Persistent Memory for Offensive Agents
A pentest does not fit in a context window. A real campaign spans recon, exploitation and post-exploitation over hours; if the agent forgets what it saw in phase 1 by the time it reaches phase 4, it repeats work, drops findings and makes worse calls. Persistent memory is what turns an LLM into an operator.
Three kinds of memory, not one
- Episodic: the immutable log of what ran, when, and with what output. The basis for traceability and replay.
- Working: the live campaign state — hosts, credentials, pivot paths, open hypotheses. Compacted and summarized between phases.
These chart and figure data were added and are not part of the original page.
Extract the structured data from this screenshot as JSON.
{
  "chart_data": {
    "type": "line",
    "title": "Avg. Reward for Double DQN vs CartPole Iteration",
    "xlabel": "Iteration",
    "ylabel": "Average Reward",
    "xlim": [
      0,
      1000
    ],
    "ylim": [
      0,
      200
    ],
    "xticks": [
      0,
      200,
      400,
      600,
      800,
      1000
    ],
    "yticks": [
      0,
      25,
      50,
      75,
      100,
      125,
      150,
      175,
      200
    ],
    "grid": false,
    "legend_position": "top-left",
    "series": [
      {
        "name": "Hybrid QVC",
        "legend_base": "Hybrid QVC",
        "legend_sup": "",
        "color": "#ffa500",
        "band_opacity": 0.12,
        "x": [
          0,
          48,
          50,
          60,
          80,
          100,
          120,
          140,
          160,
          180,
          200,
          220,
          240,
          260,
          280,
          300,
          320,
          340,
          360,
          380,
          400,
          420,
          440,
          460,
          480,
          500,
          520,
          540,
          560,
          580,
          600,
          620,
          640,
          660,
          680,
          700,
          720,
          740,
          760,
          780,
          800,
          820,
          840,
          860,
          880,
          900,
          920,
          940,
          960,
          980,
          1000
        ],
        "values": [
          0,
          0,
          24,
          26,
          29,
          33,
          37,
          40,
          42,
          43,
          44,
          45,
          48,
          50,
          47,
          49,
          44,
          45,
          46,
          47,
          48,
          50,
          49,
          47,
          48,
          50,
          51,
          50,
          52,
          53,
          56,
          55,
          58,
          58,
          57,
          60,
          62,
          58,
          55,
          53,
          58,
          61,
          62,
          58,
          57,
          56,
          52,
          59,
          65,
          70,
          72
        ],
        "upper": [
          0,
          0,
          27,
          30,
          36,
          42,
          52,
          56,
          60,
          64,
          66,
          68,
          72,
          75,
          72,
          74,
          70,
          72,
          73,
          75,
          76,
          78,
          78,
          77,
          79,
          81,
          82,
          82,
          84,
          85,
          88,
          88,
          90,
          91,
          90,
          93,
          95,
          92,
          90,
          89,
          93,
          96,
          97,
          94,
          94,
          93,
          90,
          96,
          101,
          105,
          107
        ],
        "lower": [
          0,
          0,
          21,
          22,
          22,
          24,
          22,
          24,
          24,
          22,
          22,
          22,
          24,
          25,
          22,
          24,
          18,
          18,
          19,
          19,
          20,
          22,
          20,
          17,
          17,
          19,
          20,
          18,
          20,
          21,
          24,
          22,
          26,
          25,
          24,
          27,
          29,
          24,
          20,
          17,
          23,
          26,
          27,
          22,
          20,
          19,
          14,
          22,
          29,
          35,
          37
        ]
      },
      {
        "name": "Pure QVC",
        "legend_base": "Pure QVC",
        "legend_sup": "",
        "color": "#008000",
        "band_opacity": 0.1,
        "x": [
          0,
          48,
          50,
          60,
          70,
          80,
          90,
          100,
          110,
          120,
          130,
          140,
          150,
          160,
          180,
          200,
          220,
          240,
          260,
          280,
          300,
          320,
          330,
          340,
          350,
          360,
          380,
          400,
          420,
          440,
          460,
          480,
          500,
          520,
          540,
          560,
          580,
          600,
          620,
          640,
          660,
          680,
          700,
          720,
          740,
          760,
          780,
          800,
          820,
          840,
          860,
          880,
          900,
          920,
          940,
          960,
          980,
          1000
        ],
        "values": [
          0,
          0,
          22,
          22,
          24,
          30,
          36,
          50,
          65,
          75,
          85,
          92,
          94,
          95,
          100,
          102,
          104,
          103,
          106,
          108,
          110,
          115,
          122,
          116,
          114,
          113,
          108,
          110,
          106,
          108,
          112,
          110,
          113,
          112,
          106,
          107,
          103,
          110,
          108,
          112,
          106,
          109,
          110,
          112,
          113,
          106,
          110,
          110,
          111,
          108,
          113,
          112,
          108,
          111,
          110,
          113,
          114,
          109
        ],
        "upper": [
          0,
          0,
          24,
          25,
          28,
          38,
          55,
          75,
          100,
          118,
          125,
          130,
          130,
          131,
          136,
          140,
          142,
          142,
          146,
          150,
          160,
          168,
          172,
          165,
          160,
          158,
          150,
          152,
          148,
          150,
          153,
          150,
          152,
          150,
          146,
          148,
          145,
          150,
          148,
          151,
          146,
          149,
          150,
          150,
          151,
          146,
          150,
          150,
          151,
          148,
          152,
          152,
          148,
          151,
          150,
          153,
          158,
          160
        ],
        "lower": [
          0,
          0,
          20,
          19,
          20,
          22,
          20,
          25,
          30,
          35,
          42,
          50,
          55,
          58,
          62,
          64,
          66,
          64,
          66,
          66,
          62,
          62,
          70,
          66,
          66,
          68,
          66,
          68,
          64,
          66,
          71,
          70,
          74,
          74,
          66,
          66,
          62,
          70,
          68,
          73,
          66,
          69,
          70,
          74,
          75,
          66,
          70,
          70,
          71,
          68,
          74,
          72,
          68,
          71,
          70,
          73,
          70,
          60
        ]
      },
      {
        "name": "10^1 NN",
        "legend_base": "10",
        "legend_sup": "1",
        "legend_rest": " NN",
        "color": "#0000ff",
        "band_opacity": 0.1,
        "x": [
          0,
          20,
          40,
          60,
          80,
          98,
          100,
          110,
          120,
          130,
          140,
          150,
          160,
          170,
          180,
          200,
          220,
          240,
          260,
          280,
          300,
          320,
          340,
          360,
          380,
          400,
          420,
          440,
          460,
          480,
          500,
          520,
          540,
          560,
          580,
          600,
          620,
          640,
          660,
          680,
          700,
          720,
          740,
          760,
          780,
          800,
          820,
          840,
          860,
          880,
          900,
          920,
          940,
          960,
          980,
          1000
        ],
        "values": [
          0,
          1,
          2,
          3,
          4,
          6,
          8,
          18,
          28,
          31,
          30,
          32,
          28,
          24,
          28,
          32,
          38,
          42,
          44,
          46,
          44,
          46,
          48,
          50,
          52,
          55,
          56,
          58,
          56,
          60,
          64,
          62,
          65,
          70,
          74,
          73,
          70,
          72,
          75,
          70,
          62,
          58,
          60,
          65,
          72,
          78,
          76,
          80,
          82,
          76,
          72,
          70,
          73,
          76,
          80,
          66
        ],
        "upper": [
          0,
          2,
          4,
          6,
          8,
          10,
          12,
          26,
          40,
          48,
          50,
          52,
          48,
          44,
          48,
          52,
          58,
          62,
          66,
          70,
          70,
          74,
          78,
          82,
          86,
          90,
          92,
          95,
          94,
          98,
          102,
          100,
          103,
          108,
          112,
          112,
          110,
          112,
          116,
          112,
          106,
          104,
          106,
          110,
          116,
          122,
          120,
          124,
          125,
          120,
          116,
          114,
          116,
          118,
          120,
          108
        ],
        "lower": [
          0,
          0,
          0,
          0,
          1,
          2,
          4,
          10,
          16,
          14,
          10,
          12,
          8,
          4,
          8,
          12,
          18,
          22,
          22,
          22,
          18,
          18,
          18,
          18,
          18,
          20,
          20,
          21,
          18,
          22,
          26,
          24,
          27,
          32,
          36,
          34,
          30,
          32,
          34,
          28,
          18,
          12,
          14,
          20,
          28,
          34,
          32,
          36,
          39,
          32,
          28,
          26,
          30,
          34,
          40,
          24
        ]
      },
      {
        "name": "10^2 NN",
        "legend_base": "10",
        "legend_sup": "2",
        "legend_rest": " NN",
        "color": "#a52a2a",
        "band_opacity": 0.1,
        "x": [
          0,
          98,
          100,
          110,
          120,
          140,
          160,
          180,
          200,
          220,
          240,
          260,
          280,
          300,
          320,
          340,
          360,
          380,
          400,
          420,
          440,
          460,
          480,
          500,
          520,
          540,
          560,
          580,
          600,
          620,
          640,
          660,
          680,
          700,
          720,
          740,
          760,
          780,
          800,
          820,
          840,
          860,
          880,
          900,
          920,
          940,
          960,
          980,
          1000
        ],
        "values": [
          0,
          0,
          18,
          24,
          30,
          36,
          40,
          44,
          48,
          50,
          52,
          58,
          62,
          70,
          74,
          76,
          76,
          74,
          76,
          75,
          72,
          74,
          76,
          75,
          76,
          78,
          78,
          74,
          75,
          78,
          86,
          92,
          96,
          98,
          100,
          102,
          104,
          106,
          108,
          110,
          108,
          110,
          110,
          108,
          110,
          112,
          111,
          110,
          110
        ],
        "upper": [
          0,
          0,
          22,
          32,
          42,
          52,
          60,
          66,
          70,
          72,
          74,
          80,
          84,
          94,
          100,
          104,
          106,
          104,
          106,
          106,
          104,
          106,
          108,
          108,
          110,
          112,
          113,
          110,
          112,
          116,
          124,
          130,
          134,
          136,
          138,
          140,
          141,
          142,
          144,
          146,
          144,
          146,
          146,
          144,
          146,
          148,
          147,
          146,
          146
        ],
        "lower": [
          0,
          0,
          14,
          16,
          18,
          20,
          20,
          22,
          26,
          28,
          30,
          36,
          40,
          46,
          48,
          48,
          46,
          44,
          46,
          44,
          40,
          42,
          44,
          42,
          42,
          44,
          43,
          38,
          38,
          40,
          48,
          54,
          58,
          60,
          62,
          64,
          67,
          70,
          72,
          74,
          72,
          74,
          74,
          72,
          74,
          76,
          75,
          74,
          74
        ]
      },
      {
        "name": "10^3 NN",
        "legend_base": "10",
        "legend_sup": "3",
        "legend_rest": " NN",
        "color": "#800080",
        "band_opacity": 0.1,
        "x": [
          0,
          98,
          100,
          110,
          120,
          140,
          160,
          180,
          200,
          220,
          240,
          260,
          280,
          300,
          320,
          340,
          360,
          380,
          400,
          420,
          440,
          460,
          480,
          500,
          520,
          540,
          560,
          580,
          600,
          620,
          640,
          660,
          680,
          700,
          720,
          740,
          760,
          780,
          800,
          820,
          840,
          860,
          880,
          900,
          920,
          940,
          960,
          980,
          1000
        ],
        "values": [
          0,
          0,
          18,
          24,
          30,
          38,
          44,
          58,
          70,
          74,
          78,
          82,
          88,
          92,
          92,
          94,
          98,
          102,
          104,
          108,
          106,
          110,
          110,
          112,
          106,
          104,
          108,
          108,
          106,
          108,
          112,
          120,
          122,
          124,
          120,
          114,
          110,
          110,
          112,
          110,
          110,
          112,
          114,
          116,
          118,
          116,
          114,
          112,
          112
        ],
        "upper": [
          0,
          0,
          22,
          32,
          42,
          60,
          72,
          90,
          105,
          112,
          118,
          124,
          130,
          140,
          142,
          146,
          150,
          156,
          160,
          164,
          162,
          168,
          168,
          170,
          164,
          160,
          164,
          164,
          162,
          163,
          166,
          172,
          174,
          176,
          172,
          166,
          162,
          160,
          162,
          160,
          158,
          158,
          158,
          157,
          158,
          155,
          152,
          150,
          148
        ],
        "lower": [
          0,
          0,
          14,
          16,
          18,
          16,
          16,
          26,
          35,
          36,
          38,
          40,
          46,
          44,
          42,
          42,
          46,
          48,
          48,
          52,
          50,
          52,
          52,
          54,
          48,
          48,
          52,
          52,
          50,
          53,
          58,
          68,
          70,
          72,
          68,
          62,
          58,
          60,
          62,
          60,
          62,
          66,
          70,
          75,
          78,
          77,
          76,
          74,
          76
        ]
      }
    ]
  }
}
- Semantic: reusable knowledge (TTPs, writeups) served by Beorn via RAG, not target-specific.
Retrieve with discipline
The classic mistake is dumping all memory into every prompt. We retrieve by relevance and phase: the agent asks for "valid credentials for 10.0.0.0/24" and gets exactly that, with provenance. Every retrieved fact carries its source so the reasoning stays auditable.
memory.query({ scope: "10.0.0.0/24", kind: "credential",
phase: "lateral-movement", max_tokens: 800 })
Scoped memory, not a data leak
Memory is an exfiltration surface if left uncontrolled. Every write passes through Sentinel: nothing outside the approved scope is persisted, and the kill-switch purges working memory instantly. Episodic memory is kept encrypted for forensics; working memory is ephemeral by design.
What we ship
In Gandalf, persistent memory is first-class: each agent starts a phase with a reconstructed summary of the previous one, not a blank window. Less repeated work, context-aware decisions, and a full trail of why the agent did what it did.